Renee reappeared infront of Jo and said, “Nothing in there. But I brought some toys.”

All of the children heard that magic word and ran over to them. Renee laughed as the planes were taken out of her hands and began soaring through the air. Jo was standing there watching the children play with a smile on her face. Max was talking to John’s older son and the girls were running around looking carefree and happy. The children were their hope for a future and so far, that hope was still going strong.

“We can find a generator to run the pump for a little while, but eventually you’re going to need to put a windmill up on top of that cliff to run your well pump,” said Renee.

“John knows all that. He can fix it up.” Jo paused and looked around. She had a sad smile on her face as she added, “This is going to be a good place for us. It has to be.”

“I wish you’d come back east with us,” said Renee. “It’s much easier living out there.”

“For you, maybe,” Jo replied. “This is what we know, and this is what we love. We came all the way here and I want the kids to be in familiar territory.” She crossed her arms over her chest now and looked down. “Our whole life was there.
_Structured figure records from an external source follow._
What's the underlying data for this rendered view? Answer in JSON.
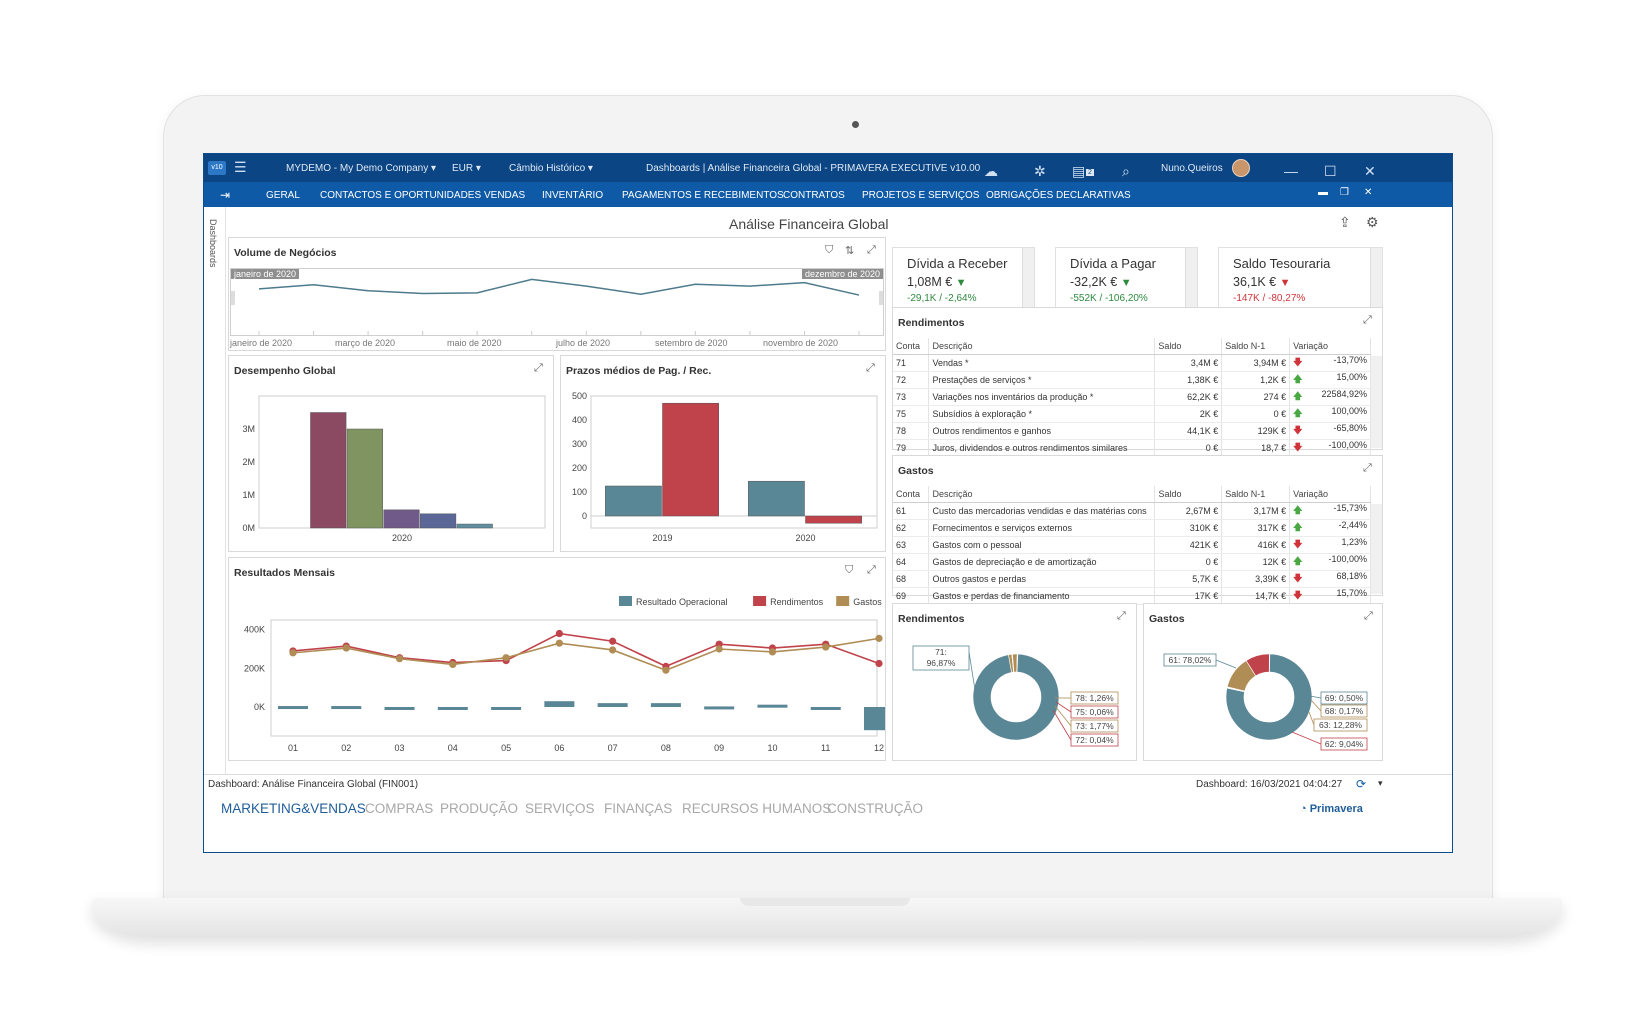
{
  "titlebar": {
    "company": "MYDEMO - My Demo Company",
    "currency": "EUR",
    "exchange": "Câmbio Histórico",
    "window_title": "Dashboards | Análise Financeira Global - PRIMAVERA EXECUTIVE v10.00",
    "user": "Nuno.Queiros",
    "notification_count": "2"
  },
  "menubar": {
    "items": [
      "GERAL",
      "CONTACTOS E OPORTUNIDADES",
      "VENDAS",
      "INVENTÁRIO",
      "PAGAMENTOS E RECEBIMENTOS",
      "CONTRATOS",
      "PROJETOS E SERVIÇOS",
      "OBRIGAÇÕES DECLARATIVAS"
    ]
  },
  "side_tab": "Dashboards",
  "page_title": "Análise Financeira Global",
  "volume": {
    "title": "Volume de Negócios",
    "range_start": "janeiro de 2020",
    "range_end": "dezembro de 2020",
    "axis_labels": [
      "janeiro de 2020",
      "março de 2020",
      "maio de 2020",
      "julho de 2020",
      "setembro de 2020",
      "novembro de 2020"
    ]
  },
  "kpis": [
    {
      "title": "Dívida a Receber",
      "value": "1,08M €",
      "delta": "-29,1K  /  -2,64%",
      "trend": "down",
      "color": "#2e8b3e"
    },
    {
      "title": "Dívida a Pagar",
      "value": "-32,2K €",
      "delta": "-552K  /  -106,20%",
      "trend": "down",
      "color": "#2e8b3e"
    },
    {
      "title": "Saldo Tesouraria",
      "value": "36,1K €",
      "delta": "-147K  /  -80,27%",
      "trend": "down",
      "color": "#d0343a"
    }
  ],
  "rendimentos": {
    "title": "Rendimentos",
    "columns": [
      "Conta",
      "Descrição",
      "Saldo",
      "Saldo N-1",
      "Variação"
    ],
    "rows": [
      [
        "71",
        "Vendas *",
        "3,4M €",
        "3,94M €",
        "down",
        "-13,70%"
      ],
      [
        "72",
        "Prestações de serviços *",
        "1,38K €",
        "1,2K €",
        "up",
        "15,00%"
      ],
      [
        "73",
        "Variações nos inventários da produção *",
        "62,2K €",
        "274 €",
        "up",
        "22584,92%"
      ],
      [
        "75",
        "Subsídios à exploração *",
        "2K €",
        "0 €",
        "up",
        "100,00%"
      ],
      [
        "78",
        "Outros rendimentos e ganhos",
        "44,1K €",
        "129K €",
        "down",
        "-65,80%"
      ],
      [
        "79",
        "Juros, dividendos e outros rendimentos similares",
        "0 €",
        "18,7 €",
        "down",
        "-100,00%"
      ]
    ]
  },
  "gastos": {
    "title": "Gastos",
    "columns": [
      "Conta",
      "Descrição",
      "Saldo",
      "Saldo N-1",
      "Variação"
    ],
    "rows": [
      [
        "61",
        "Custo das mercadorias vendidas e das matérias cons",
        "2,67M €",
        "3,17M €",
        "up",
        "-15,73%"
      ],
      [
        "62",
        "Fornecimentos e serviços externos",
        "310K €",
        "317K €",
        "up",
        "-2,44%"
      ],
      [
        "63",
        "Gastos com o pessoal",
        "421K €",
        "416K €",
        "down",
        "1,23%"
      ],
      [
        "64",
        "Gastos de depreciação e de amortização",
        "0 €",
        "12K €",
        "up",
        "-100,00%"
      ],
      [
        "68",
        "Outros gastos e perdas",
        "5,7K €",
        "3,39K €",
        "down",
        "68,18%"
      ],
      [
        "69",
        "Gastos e perdas de financiamento",
        "17K €",
        "14,7K €",
        "down",
        "15,70%"
      ]
    ]
  },
  "panels": {
    "desempenho": "Desempenho Global",
    "prazos": "Prazos médios de Pag. / Rec.",
    "resultados": "Resultados Mensais",
    "rend_donut": "Rendimentos",
    "gastos_donut": "Gastos"
  },
  "statusbar": {
    "left": "Dashboard: Análise Financeira Global (FIN001)",
    "right": "Dashboard: 16/03/2021 04:04:27"
  },
  "modules": {
    "items": [
      "MARKETING&VENDAS",
      "COMPRAS",
      "PRODUÇÃO",
      "SERVIÇOS",
      "FINANÇAS",
      "RECURSOS HUMANOS",
      "CONSTRUÇÃO"
    ],
    "active": "MARKETING&VENDAS",
    "brand": "Primavera"
  },
  "chart_data": [
    {
      "type": "line",
      "title": "Volume de Negócios",
      "x": [
        "jan",
        "fev",
        "mar",
        "abr",
        "mai",
        "jun",
        "jul",
        "ago",
        "set",
        "out",
        "nov",
        "dez"
      ],
      "values": [
        0.45,
        0.6,
        0.38,
        0.28,
        0.3,
        0.8,
        0.55,
        0.25,
        0.62,
        0.55,
        0.68,
        0.22
      ]
    },
    {
      "type": "bar",
      "title": "Desempenho Global",
      "categories": [
        "2020"
      ],
      "series": [
        {
          "values": [
            3500000
          ],
          "color": "#8b4a62"
        },
        {
          "values": [
            3000000
          ],
          "color": "#7f9460"
        },
        {
          "values": [
            550000
          ],
          "color": "#6f5a8a"
        },
        {
          "values": [
            430000
          ],
          "color": "#5a6797"
        },
        {
          "values": [
            120000
          ],
          "color": "#5f8fa0"
        }
      ],
      "ylim": [
        0,
        4000000
      ],
      "yticks": [
        "0M",
        "1M",
        "2M",
        "3M"
      ]
    },
    {
      "type": "bar",
      "title": "Prazos médios de Pag. / Rec.",
      "categories": [
        "2019",
        "2020"
      ],
      "series": [
        {
          "values": [
            125,
            145
          ],
          "color": "#5a8795"
        },
        {
          "values": [
            470,
            -30
          ],
          "color": "#c0424b"
        }
      ],
      "ylim": [
        -50,
        500
      ],
      "yticks": [
        "0",
        "100",
        "200",
        "300",
        "400",
        "500"
      ]
    },
    {
      "type": "line",
      "title": "Resultados Mensais",
      "categories": [
        "01",
        "02",
        "03",
        "04",
        "05",
        "06",
        "07",
        "08",
        "09",
        "10",
        "11",
        "12"
      ],
      "series": [
        {
          "name": "Resultado Operacional",
          "type": "bar",
          "color": "#5a8795",
          "values": [
            5,
            5,
            0,
            -2,
            -8,
            30,
            20,
            20,
            3,
            12,
            0,
            -120
          ]
        },
        {
          "name": "Rendimentos",
          "type": "line",
          "color": "#c0424b",
          "values": [
            290,
            315,
            255,
            230,
            240,
            380,
            340,
            210,
            325,
            305,
            325,
            225
          ]
        },
        {
          "name": "Gastos",
          "type": "line",
          "color": "#b08d55",
          "values": [
            280,
            305,
            250,
            220,
            255,
            330,
            295,
            190,
            300,
            285,
            310,
            355
          ]
        }
      ],
      "yticks": [
        "0K",
        "200K",
        "400K"
      ],
      "ylim": [
        -150,
        450
      ]
    },
    {
      "type": "pie",
      "title": "Rendimentos",
      "labels": [
        "71: 96,87%",
        "78: 1,26%",
        "75: 0,06%",
        "73: 1,77%",
        "72: 0,04%"
      ],
      "values": [
        96.87,
        1.26,
        0.06,
        1.77,
        0.04
      ],
      "colors": [
        "#5a8795",
        "#b08d55",
        "#c0424b",
        "#b08d55",
        "#c0424b"
      ]
    },
    {
      "type": "pie",
      "title": "Gastos",
      "labels": [
        "61: 78,02%",
        "69: 0,50%",
        "68: 0,17%",
        "63: 12,28%",
        "62: 9,04%"
      ],
      "values": [
        78.02,
        0.5,
        0.17,
        12.28,
        9.04
      ],
      "colors": [
        "#5a8795",
        "#5a8795",
        "#b08d55",
        "#b08d55",
        "#c0424b"
      ]
    }
  ]
}
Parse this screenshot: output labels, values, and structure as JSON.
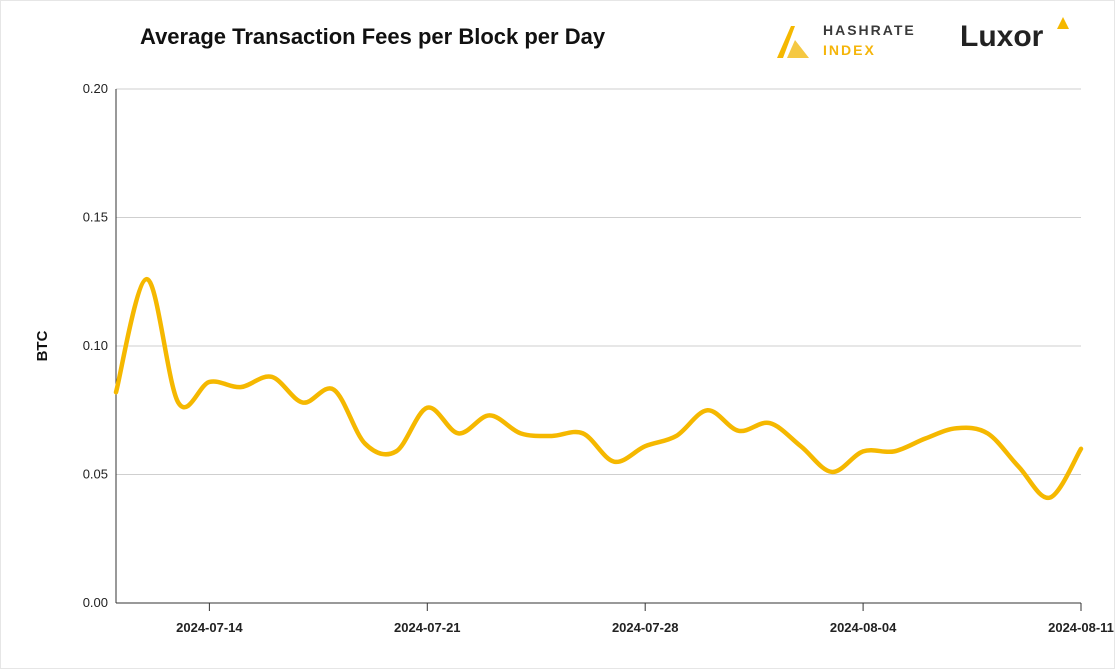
{
  "chart_data": {
    "type": "line",
    "title": "Average Transaction Fees per Block per Day",
    "xlabel": "",
    "ylabel": "BTC",
    "ylim": [
      0,
      0.2
    ],
    "yticks": [
      "0.00",
      "0.05",
      "0.10",
      "0.15",
      "0.20"
    ],
    "xlim": [
      "2024-07-11",
      "2024-08-11"
    ],
    "xticks": [
      "2024-07-14",
      "2024-07-21",
      "2024-07-28",
      "2024-08-04",
      "2024-08-11"
    ],
    "grid": true,
    "series": [
      {
        "color": "#f5b800",
        "x": [
          "2024-07-11",
          "2024-07-12",
          "2024-07-13",
          "2024-07-14",
          "2024-07-15",
          "2024-07-16",
          "2024-07-17",
          "2024-07-18",
          "2024-07-19",
          "2024-07-20",
          "2024-07-21",
          "2024-07-22",
          "2024-07-23",
          "2024-07-24",
          "2024-07-25",
          "2024-07-26",
          "2024-07-27",
          "2024-07-28",
          "2024-07-29",
          "2024-07-30",
          "2024-07-31",
          "2024-08-01",
          "2024-08-02",
          "2024-08-03",
          "2024-08-04",
          "2024-08-05",
          "2024-08-06",
          "2024-08-07",
          "2024-08-08",
          "2024-08-09",
          "2024-08-10",
          "2024-08-11"
        ],
        "values": [
          0.082,
          0.126,
          0.078,
          0.086,
          0.084,
          0.088,
          0.078,
          0.083,
          0.062,
          0.059,
          0.076,
          0.066,
          0.073,
          0.066,
          0.065,
          0.066,
          0.055,
          0.061,
          0.065,
          0.075,
          0.067,
          0.07,
          0.061,
          0.051,
          0.059,
          0.059,
          0.064,
          0.068,
          0.066,
          0.053,
          0.041,
          0.06
        ]
      }
    ]
  },
  "brand": {
    "hashrate_top": "HASHRATE",
    "hashrate_bottom": "INDEX",
    "luxor": "Luxor",
    "accent": "#f5b800"
  }
}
Everything we loved and all of that is gone now. We need something that’s at least…somewhat familiar. Besides,” she looked over to Renee with a small smile and said, “John says out at Victor’s place he feels like he’s going to drown with all the humidity.”

The two women looked up at the sudden sound of three shots that exploded in quick succession. Down the street, Marshall and James were standing near three dead zombies. Marshall yelled something they couldn’t hear, and John waved his hand out of the second story window of a house.

Victor and James worked well together. After the second house, James had the routine down pat and Victor let him take the lead on the third. James stood in front of the door and knocked hard. The two men stood silently and listened for any sign of movement. Victor backed up a step to try and catch a glimpse of anything inside the porch window, but everything seemed clear. Victor nodded to him, and James opened the door. The two men instantly knew something was wrong. The second James opened the door, the stench hit both men like a brick to the face.

“There’s gotta be a bunch inside,” said Victor, suppressing a gag. He had pulled his shirt up over his nose. “I’ve never smelled anything that strong. Keep your wits about you.”

“I know that smell,” said James. “I smelt it in a petrol station. Musta had forty zeds in it.”

The two men waded into the house, warily checking every corner, doorway, closet, and kitchen. When they finally opened the door to the basement, they found what must have been the entire population of the town milling about. Taped to the door was a note:

The situation is dire
We have no food. We lost water when the power went out.
It has been six days without water and we are dying.
We are desperate. The only way we can preserve our bodies and return to Your service is to infect ourselves.
When Max arrives, He will save us, smiting the evil from our bodies and returning us to glory
We will spend the rest of our lives spreading the word of Max.
I have sealed these people in this basement with one of the minions of the Evil Father Victor Tookes, so that they may be preserved until The Savior arrives, and moved on to spread the Gospel.

In the service of Max, Nathaniel Rotelle.

“Oh shit,” said Victor, frozen in his tracks.